Have you ever failed? Like really, REALLY failed?
I have. Plenty of times. I spent the first 18 years of my life trying to become salutatorian. I failed.
After college, I got fired from my first ministry job.
There’s a whole list of failures that you could write underneath my name.
I used to beat myself up every single time I failed. I believed that success and failure were all defined externally… and I used those external definitions of whether I succeeded or failed to determine if I had internal value and worth.
I believed failure was a bad thing, and it meant that I was bad.
But here’s the real truth about failure…
Failure means you’re trying, even when it’s hard.
Failure means you haven’t given up on yourself, your life, or your business.
Failure means you’re determined to find a way forward.
Failure means you’re learning.
Failure means you actually believe your life is worth LIVING.
Failure means you’re not afraid of change and transformation.
Failure means you took a risk.
Failure means you have vision for your life and you’re working towards it.
Failure means you’re growing into the next best version of yourself.
Failure means you’re freaking human and coming fully alive.
The reality is that a lot of people won’t ever fail hard. Why? Because they never did something that required risk. They just jumped on autopilot and did what everyone else was doing, never intentionally creating a life they loved.
Friends, failure is just a springboard to success. If you believe that, you can grow from and overcome any obstacle or failure to create the life you always dreamed about.

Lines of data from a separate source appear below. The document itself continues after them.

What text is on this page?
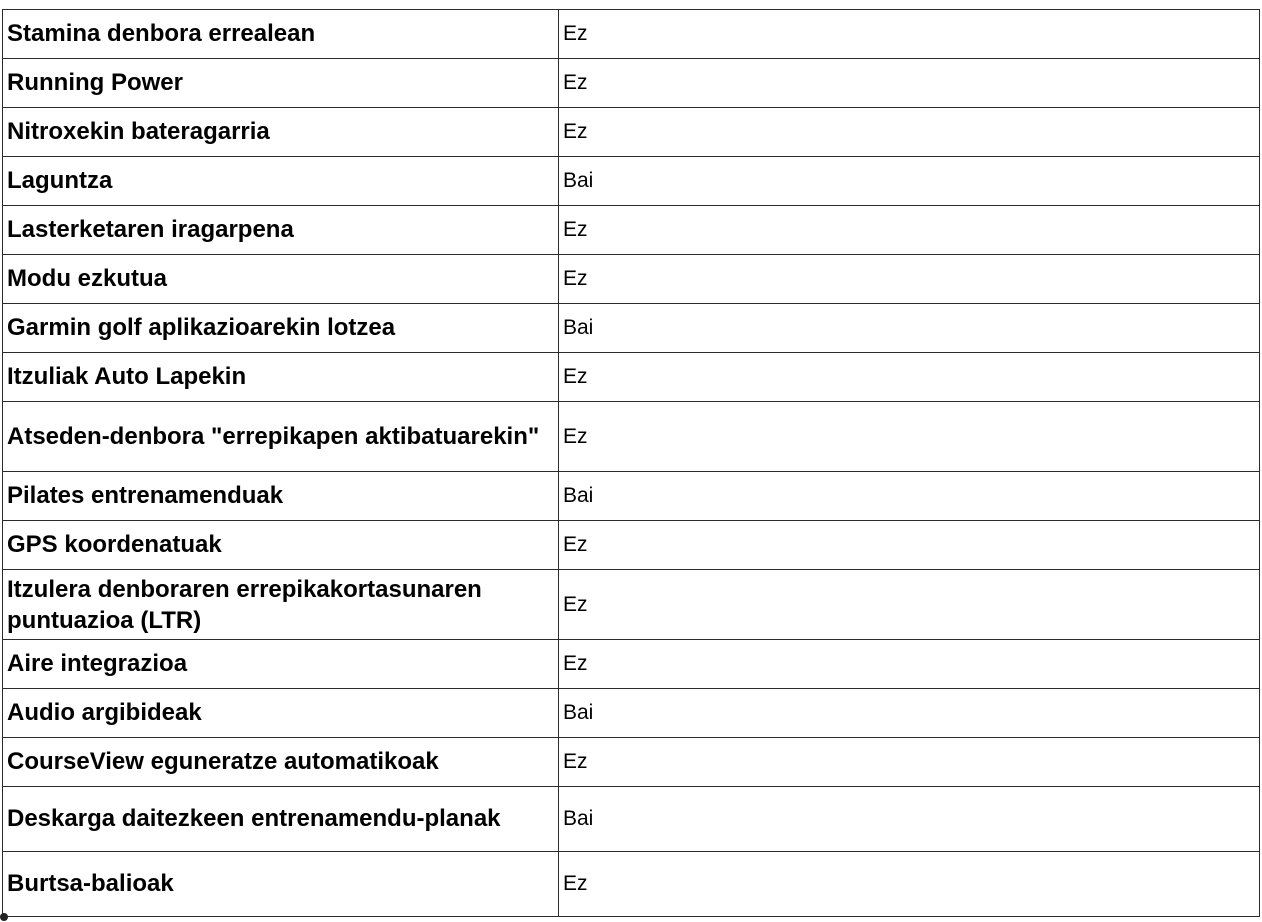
Stamina denbora errealean	Ez
Running Power	Ez
Nitroxekin bateragarria	Ez
Laguntza	Bai
Lasterketaren iragarpena	Ez
Modu ezkutua	Ez
Garmin golf aplikazioarekin lotzea	Bai
Itzuliak Auto Lapekin	Ez
Atseden-denbora "errepikapen aktibatuarekin"	Ez
Pilates entrenamenduak	Bai
GPS koordenatuak	Ez
Itzulera denboraren errepikakortasunaren puntuazioa (LTR)	Ez
Aire integrazioa	Ez
Audio argibideak	Bai
CourseView eguneratze automatikoak	Ez
Deskarga daitezkeen entrenamendu-planak	Bai
Burtsa-balioak	Ez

“It is not the critic who counts; not the man who points out how the strong man stumbles, or where the doer of deeds could have done them better. The credit belongs to the man who is actually in the arena, whose face is marred by dust and sweat and blood; who strives valiantly; who errs, who comes short again and again, because there is no effort without error and shortcoming; but who does actually strive to do the deeds; who knows great enthusiasms, the great devotions; who spends himself in a worthy cause; who at the best knows in the end the triumph of high achievement, and who at the worst, if he fails, at least fails while daring greatly, so that his place shall never be with those cold and timid souls who neither know victory nor defeat.”